The largest corporate bond issuances during the quarter came from BDO Unibank, which issued a 1.5-year sustainability bond worth P55.7 billion, and Bank of the Philippine Islands, which also issued a 1.5-year sustainability bond worth P33.7 billion. 

These issuances represented 33.7 percent and 20.4 percent of the Philippines’ total corporate issuance in the third quarter of 2024, respectively.

Meanwhile, the ADB Institute also released a separate report yesterday titled, Designing Competition Policy for Economic Development in Asia and the Pacific, which, among others, identified challenges to competition enforcement in the Philippines.

“Under its competition enforcement function, the PCC (Philippine Competition Commission) has encountered several challenges that have served as critical lessons for a young competition authority,” the report said.

Among these, the report said the PCC’s case teams have encountered difficulties in obtaining data from sector regulators and other government agencies. 

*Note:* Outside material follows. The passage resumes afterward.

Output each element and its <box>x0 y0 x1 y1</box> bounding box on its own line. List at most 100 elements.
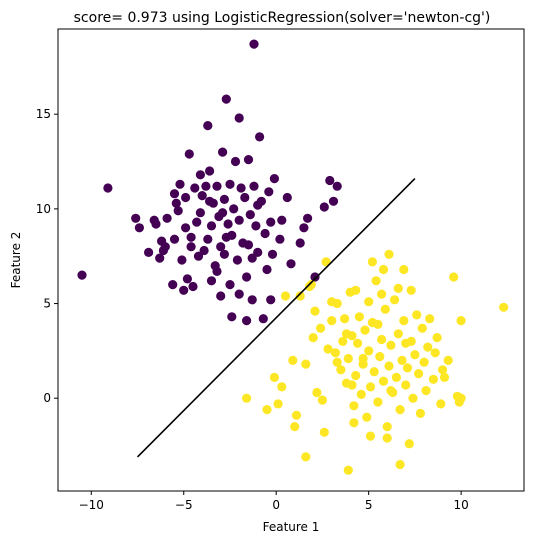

“This has been the case, despite having memoranda of agreement with other agencies that should facilitate the sharing of data and information,” the report said.

The report said collaboration with other government agencies requires the establishment of networks and data infrastructure that can be used to inform investigations in a timely manner. 

The publication likewise noted that existing relationships between private parties in oligopoly settings and governments, particularly sector regulators complicate the prosecution of competition cases. 

“In countries with weak institutions, such as the Philippines, there have been incidents when a government entity, possibly unaware of its own anti-competitive policies and decisions and thinking that it would benefit the public if competitors agreed on a price, ends up sanctioning and “legitimizing” the cartel,” the report said. “Of course, it may very well be the case that regulatory capture is possible, whereby anti-competitive practices are enabled by captured policymakers through the granting of economic privileges to specific entities,” it added.